John Swarbrooke is widely recognised as having written the textbook on Sustainable Tourism Management. Published in 1998, it was widely used in colleges and universities, informing the thinking of lecturers and students. Others followed, generally multi-authored. John provided a coherent and integrated approach, recognising that a multistakeholder approach was required, led by the public sector. Local government has the responsibility to represent the interests of the whole population, not the particular interests of those engaged in the business of tourism.
Back in 1998, John recognised that sustainable tourism might be an impossible dream and argued that polarising tourism into ‘good’ and ‘bad’, often based on little more than prejudice, was unhelpful. John brought to his academic work experience in a local authority DMO and as a local councillor. He understood that tourism management is inherently political, that the powerful in any particular place will shape the policy to their advantage and that communities are rarely homogenous, rarely do we all want the same thing or even mean the same thing by sustainable, a chameleon word.
Several years later, when I began to research and teach tourism and read John’s Chapter 4, “Towards a New Approach to Sustainable Tourism Management”, I recognised the depth of his understanding, evident in the research agenda he laid out, much of it uncompleted.
Therefore, it was no surprise that John has now written a trenchant 20,000-word critique, and the Responsible Tourism Partnership is delighted to have published it. It is freely available to anyone who wishes to understand why sustainable tourism has failed to deliver. There are exceptions, in alphabetical order, Amsterdam, Barcelona, Kerala and Madhya Pradesh in India. It is no accident that three of these have adopted Responsible Tourism. In 1998 John suggested in his chapter on the future that tourism could be made more sustainable only if the idea of sustainable development was taken more seriously, it hasn’t been, and if there was “a further growth of interest in ethical issues, and socially responsible management generally. (p:359) In Amsterdam, Barcelona, Kerala and Madhya Pradesh, commitment to take responsibility, to take action, has bourne fruit.

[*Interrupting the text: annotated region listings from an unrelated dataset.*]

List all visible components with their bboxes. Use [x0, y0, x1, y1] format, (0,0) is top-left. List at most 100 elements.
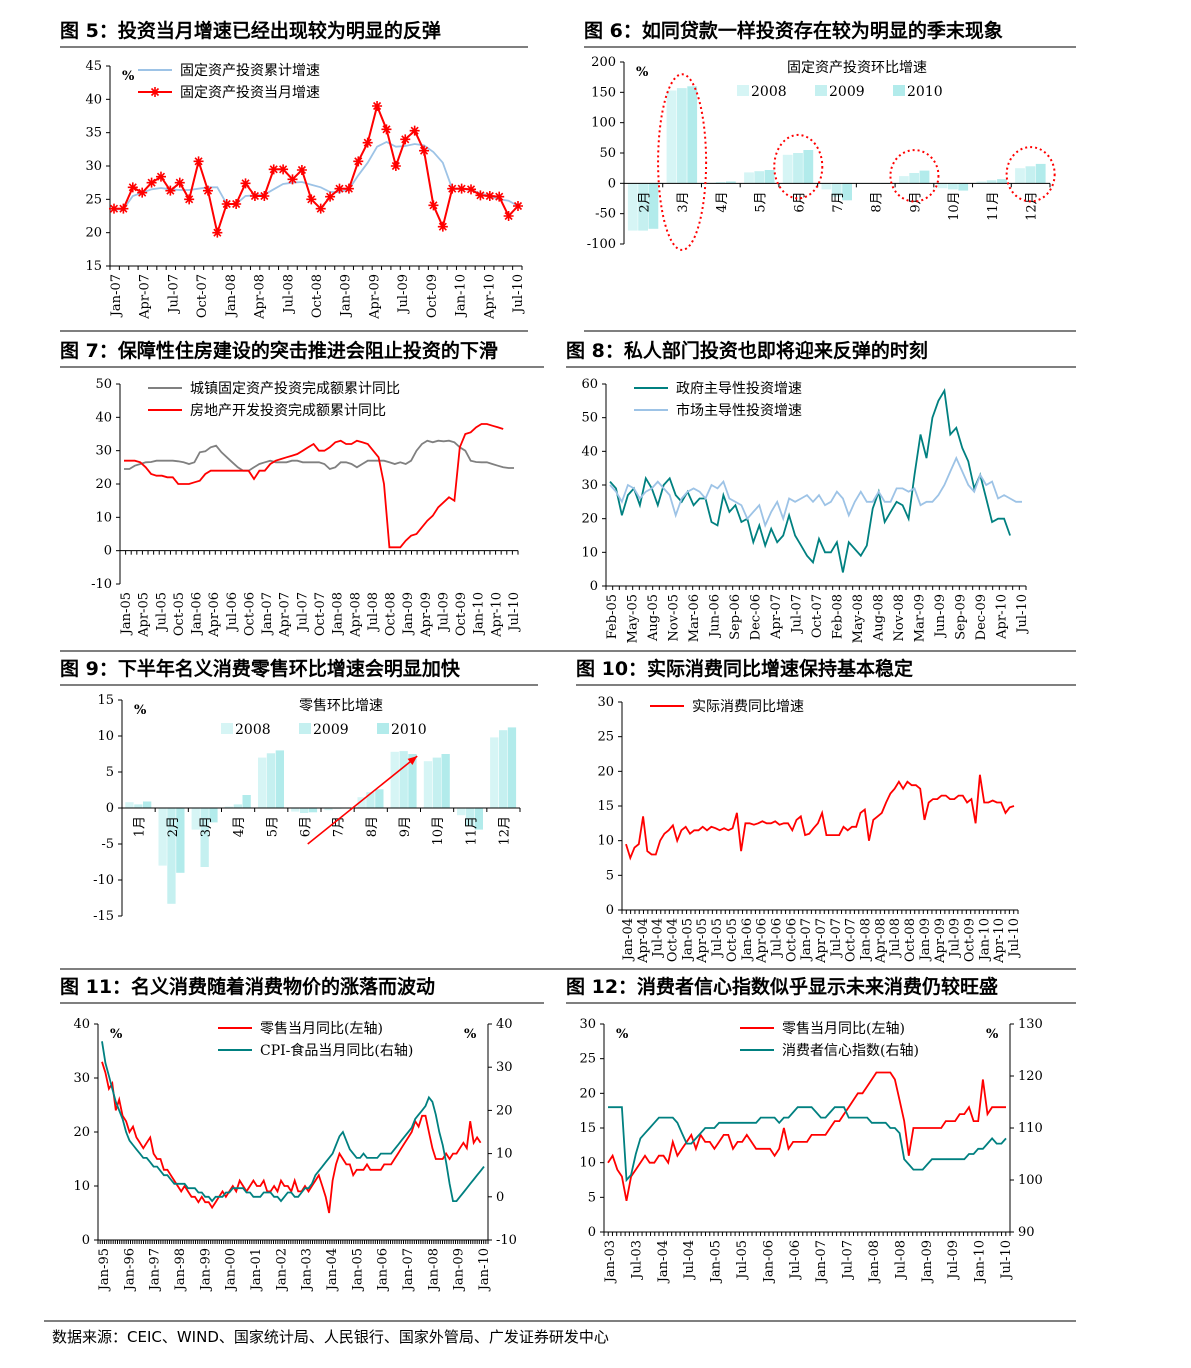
x-tick-label: Jan-00: [224, 1248, 239, 1292]
y-tick-label: 25: [579, 1052, 596, 1067]
figure-7-title: 图 7：保障性住房建设的突击推进会阻止投资的下滑: [60, 340, 498, 362]
series-point-2: [165, 185, 176, 196]
x-tick-label: Jun-06: [708, 594, 723, 639]
x-tick-label: Aug-05: [646, 594, 661, 642]
y-tick-label: 60: [581, 377, 598, 392]
x-tick-label: Oct-08: [384, 592, 399, 636]
y2-tick-label: 100: [1018, 1173, 1043, 1188]
x-tick-label: Feb-08: [831, 594, 846, 639]
chart-figure-11: 0 10 20 30 40 -10 0 10 20 30 40% % Jan-95 Jan-96 Jan-9…: [73, 1017, 516, 1292]
x-tick-label: Mar-06: [687, 594, 702, 642]
x-tick-label: Nov-08: [892, 594, 907, 641]
unit-label: %: [636, 65, 649, 80]
series-point-2: [231, 199, 242, 209]
series-point-2: [353, 156, 364, 167]
x-tick-label: Oct-06: [784, 918, 799, 962]
y-tick-label: 20: [85, 226, 102, 241]
series-line-1: [124, 439, 514, 472]
x-tick-label: Jan-05: [709, 1240, 724, 1284]
y-tick-label: 20: [73, 1125, 90, 1140]
figure-10: 图 10：实际消费同比增速保持基本稳定 0 5 10 15 20 25 30 Jan-04 Ap…: [576, 654, 1076, 966]
x-tick-label: Jan-04: [621, 918, 636, 962]
x-tick-label: Jul-08: [281, 274, 296, 315]
x-tick-label: Apr-08: [348, 592, 363, 638]
y-tick-label: 50: [599, 146, 616, 161]
x-tick-label: Apr-10: [995, 594, 1010, 640]
bar-2009: [266, 753, 276, 808]
x-tick-label: 5月: [754, 191, 769, 212]
x-tick-label: Jul-05: [735, 1240, 750, 1281]
x-tick-label: Jan-08: [859, 918, 874, 962]
x-tick-label: Jul-08: [893, 1240, 908, 1281]
y-tick-label: 30: [95, 444, 112, 459]
bar-2010: [408, 754, 417, 808]
x-tick-label: Jul-07: [829, 918, 844, 959]
chart-figure-5: 15 20 25 30 35 40 45% Jan-07 Apr-07 Jul-07 Oct-07 J…: [85, 59, 526, 320]
y2-tick-label: 90: [1018, 1225, 1035, 1240]
y2-tick-label: 0: [496, 1190, 504, 1205]
x-tick-label: 10月: [431, 816, 446, 846]
series-point-2: [409, 125, 420, 136]
series-point-2: [494, 191, 505, 202]
series-point-2: [127, 182, 138, 193]
y-tick-label: -50: [595, 207, 616, 222]
y-tick-label: 20: [581, 512, 598, 527]
x-tick-label: Apr-07: [769, 594, 784, 640]
x-tick-label: May-08: [851, 594, 866, 643]
x-tick-label: Jan-98: [173, 1248, 188, 1292]
x-tick-label: Dec-09: [974, 594, 989, 640]
legend-swatch: [737, 85, 749, 96]
series-point-2: [249, 191, 260, 201]
series-point-2: [137, 187, 148, 198]
bar-2009: [432, 757, 441, 808]
series-point-2: [456, 183, 467, 194]
x-tick-label: 3月: [199, 816, 214, 837]
y-tick-label: 40: [85, 92, 102, 107]
series-line-2: [101, 1041, 485, 1203]
x-tick-label: Jan-10: [477, 1248, 492, 1292]
series-line-2: [124, 423, 504, 549]
bar-2010: [1035, 163, 1046, 184]
x-tick-label: 11月: [464, 816, 479, 846]
unit-label: %: [134, 703, 147, 718]
x-tick-label: Apr-10: [992, 918, 1007, 964]
bar-2008: [899, 176, 909, 184]
series-point-2: [146, 177, 157, 188]
x-tick-label: 9月: [398, 816, 413, 837]
series-point-2: [466, 184, 477, 195]
legend-label: 消费者信心指数(右轴): [782, 1043, 919, 1059]
y2-tick-label: 120: [1018, 1069, 1043, 1084]
bar-2009: [986, 180, 997, 184]
x-tick-label: Oct-09: [454, 592, 469, 636]
y-tick-label: -100: [587, 237, 616, 252]
x-tick-label: Jan-10: [973, 1240, 988, 1284]
chart-figure-12: 0 5 10 15 20 25 30 90 100 110 120 130% % Jan-03 Jul-03…: [579, 1017, 1043, 1284]
x-tick-label: Jul-10: [999, 1240, 1014, 1281]
x-tick-label: 6月: [792, 191, 807, 212]
y-tick-label: 30: [581, 478, 598, 493]
x-tick-label: Jan-06: [740, 918, 755, 962]
x-tick-label: Jan-07: [109, 274, 124, 318]
x-tick-label: Jul-09: [948, 918, 963, 959]
figure-12-title: 图 12：消费者信心指数似乎显示未来消费仍较旺盛: [566, 976, 999, 998]
x-tick-label: Apr-06: [207, 592, 222, 638]
series-point-2: [268, 164, 279, 175]
x-tick-label: Jul-09: [946, 1240, 961, 1281]
legend-label: 房地产开发投资完成额累计同比: [190, 403, 386, 419]
x-tick-label: Oct-05: [725, 918, 740, 962]
legend-label: 2010: [907, 84, 943, 100]
bar-2010: [726, 181, 736, 184]
x-tick-label: Jan-04: [325, 1248, 340, 1292]
x-tick-label: Jan-09: [918, 918, 933, 962]
bar-2010: [242, 795, 251, 808]
legend-label: 2009: [313, 722, 349, 738]
series-point-2: [212, 227, 223, 238]
bar-2009: [200, 808, 209, 867]
x-tick-label: 5月: [265, 816, 280, 837]
x-tick-label: 4月: [232, 816, 247, 837]
y-tick-label: 50: [95, 377, 112, 392]
chart-figure-6: -100 -50 0 50 100 150 200 2月 3月 4月 5月 6月 7月 8月 9月 10月 11…: [587, 55, 1056, 252]
x-tick-label: Jul-05: [710, 918, 725, 959]
x-tick-label: Jan-07: [401, 1248, 416, 1292]
y2-tick-label: 30: [496, 1060, 513, 1075]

In “Why Sustainable Tourism Failed“, John identifies three main flaws in sustainable tourism:
1. Placing too much faith in national governments and supra-governmental organisations
“In reality, and not at all surprisingly, politicians whose decisions tend to be based on short-term thinking and focused on the date of the next election have been reluctant to implement unpopular actions aimed at achieving long-term goals that might cost them votes in the short-term.
The other problem with relying … on supra-governmental bodies such as the United Nations and the European Union to implement sustainability is that such organisations work on the principle of the ‘lowest common denominator’. In other words, any policy declaration normally needs to be supported by every member government which means that often documents have to be ‘watered down’ and huge compromises made to get every government on board. That often leads to documents which are vague and lacking in concrete actions or definite timescales which is the opposite of what is required given the climate crisis as well as some of the other urgent challenges we face in the tourism sector.”
2. Seeing sustainable tourism as a technocratic challenge rather than a political issue
“… the failure to recognise that it is an inherently political issue as it is about the distribution of resources and costs and benefits, in which some gain and others lose is most disappointing.”
3. Seeing Sustainable tourism as a destination rather than a journey
“This idea of sustainable tourism as a destination rather than a journey … seems naïve given that the world is constantly changing… The highly influential Brundtland report, ‘Our Common Future’  … “made little or no mention of either climate change or tourism. At that time the threat of climate change was not really recognised or understood while the tourism industry was not thought important enough to be discussed in relation to sustainable development.”